I see that my solution is different from uDebug, but I cannot see why uDebug would be right.

My input is:

Code: Select all

``````1
( 0.41 / 2.00 )``````
For which my answer is 0.21 and uDebug says 0.20. The PDF brief says that 0.005 must be rounded to 0.01.

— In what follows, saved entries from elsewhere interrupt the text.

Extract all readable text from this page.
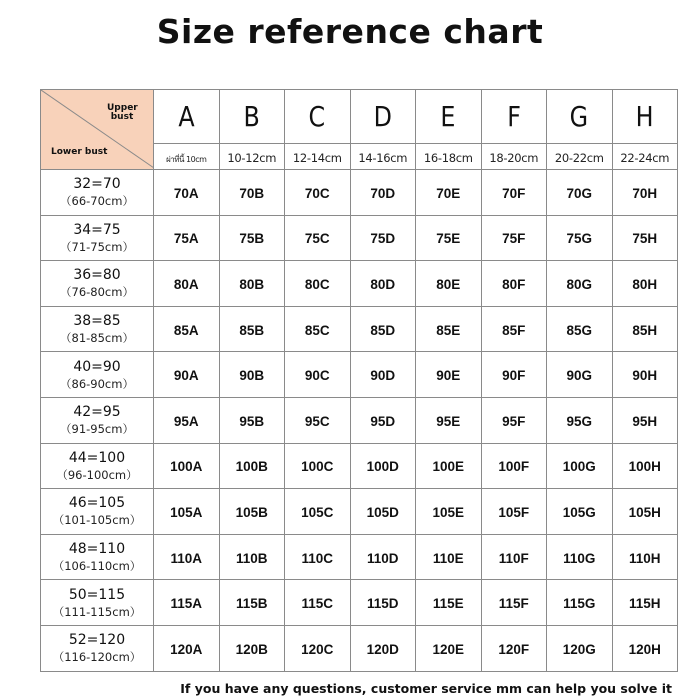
Size reference chart
Upper bust
Lower bust	A	B	C	D	E	F	G	H
	ผ่าที่นี้ 10cm	10-12cm	12-14cm	14-16cm	16-18cm	18-20cm	20-22cm	22-24cm

32=70
（66-70cm）	70A	70B	70C	70D	70E	70F	70G	70H

34=75
（71-75cm）	75A	75B	75C	75D	75E	75F	75G	75H

36=80
（76-80cm）	80A	80B	80C	80D	80E	80F	80G	80H

38=85
（81-85cm）	85A	85B	85C	85D	85E	85F	85G	85H

40=90
（86-90cm）	90A	90B	90C	90D	90E	90F	90G	90H

42=95
（91-95cm）	95A	95B	95C	95D	95E	95F	95G	95H

44=100
（96-100cm）	100A	100B	100C	100D	100E	100F	100G	100H

46=105
（101-105cm）	105A	105B	105C	105D	105E	105F	105G	105H

48=110
（106-110cm）	110A	110B	110C	110D	110E	110F	110G	110H

50=115
（111-115cm）	115A	115B	115C	115D	115E	115F	115G	115H

52=120
（116-120cm）	120A	120B	120C	120D	120E	120F	120G	120H
If you have any questions, customer service mm can help you solve it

Does anybody have an idea?

My solution is below, it uses either doubles or numerator/denominator pairs to represent the rational numbers, but either setting leads to Wrong Answer:

Code: Select all

``````#include <cmath>
#include <iomanip>
#include <iostream>
#include <sstream>
#include <string>
#include <type_traits>
#include <utility>

// Requires C++11

typedef long long int_type;

int_type gcd(int_type a, int_type b) // Greatest Common Denominator
{
if (a < b) std::swap(a,b);
if (a == 0) return 1;
if (b == 0) return a;
while (a = a % b) std::swap(a, b);
return b;
}

struct number
{
number() : div(1), d(1), n(0){}
number(int_type num, int_type den) : div(gcd(abs(num), abs(den))), n(num / div), d(den / div) {}
number(double real) : div(1), n(static_cast<int_type>(round(100 * real))), d(100){}

number operator+(const number& b) const { return number(n * b.d + b.n * d, b.d * d); }
number operator-(const number& b) const { return number(n * b.d - b.n * d, b.d * d); }
number operator*(const number& b) const { return number(n * b.n          , b.d * d); }
number operator/(const number& b) const { return number(n * b.d          , b.n * d); }

const int_type div; // common divider
const int_type n;   // numerator
const int_type d;   // denominator
};

double round2(double v)
{
const int p = 100;
return round(v * p) / p;
}

double round2(const number& v)
{
const int p = 100;
const double out = (((abs(v.n) * 2 * p) / abs(v.d) + 1) / 2) / static_cast<double>(p);
return (v.n * v.d < 0 ? -out : out);
}

template<typename T> // T is either number or double
T parse(std::istream& is)
{
std::string str;
is >> str;
if (str[0] == '(') { // read the expression
const T lhs = parse<T>(is); // parse lhs expression
is >> str;
char operation = str[0];
const T rhs = parse<T>(is); // parse rhs expression
is >> str; // skip closing bracket

switch (operation) { // perform the operation
case '+': return lhs + rhs;
case '-': return lhs - rhs;
case '*': return lhs * rhs;
case '/': return lhs / rhs;
default:  return T(); // default surpresses a warning in VS
}
}
else { // parse the value
return T(std::stod(str));
}
}

int main()
{
static const bool use_floating_point = false;
typedef std::conditional<use_floating_point, double, number>::type number_type;
std::string line;
std::getline(std::cin, line);
std::stringstream ss(line);
int n;
ss >> n;
for (int i = 0; i < n; ++i) {
std::getline(std::cin, line);
std::stringstream ss2(line);
std::cout << std::fixed << std::setprecision(2) << round2( parse<number_type>(ss2) ) << std::endl;
}
return 0;
}
}``````

brianfry713
Guru
Posts: 5947
Joined: Thu Sep 01, 2011 9:09 am
Location: San Jose, CA, USA

### Re: 12803 - Arithmetic Expressions

I agree that it's wrong but I tried a few different ways and got WA.
To get AC I just used:
printf("%.2lf\n", result);

If you find a way to get AC and the correct output for that input let me know.
Check input and AC output for thousands of problems on uDebug!

alexhighviz
New poster
Posts: 3
Joined: Fri Nov 21, 2014 4:00 am

### Re: 12803 - Arithmetic Expressions

Thanks. That fixes it. It is a bit of a pity if the wrong answer is accepted and the right one is not. It would have been better if they had asked for three decimal digits and allow us to be 0.001 off.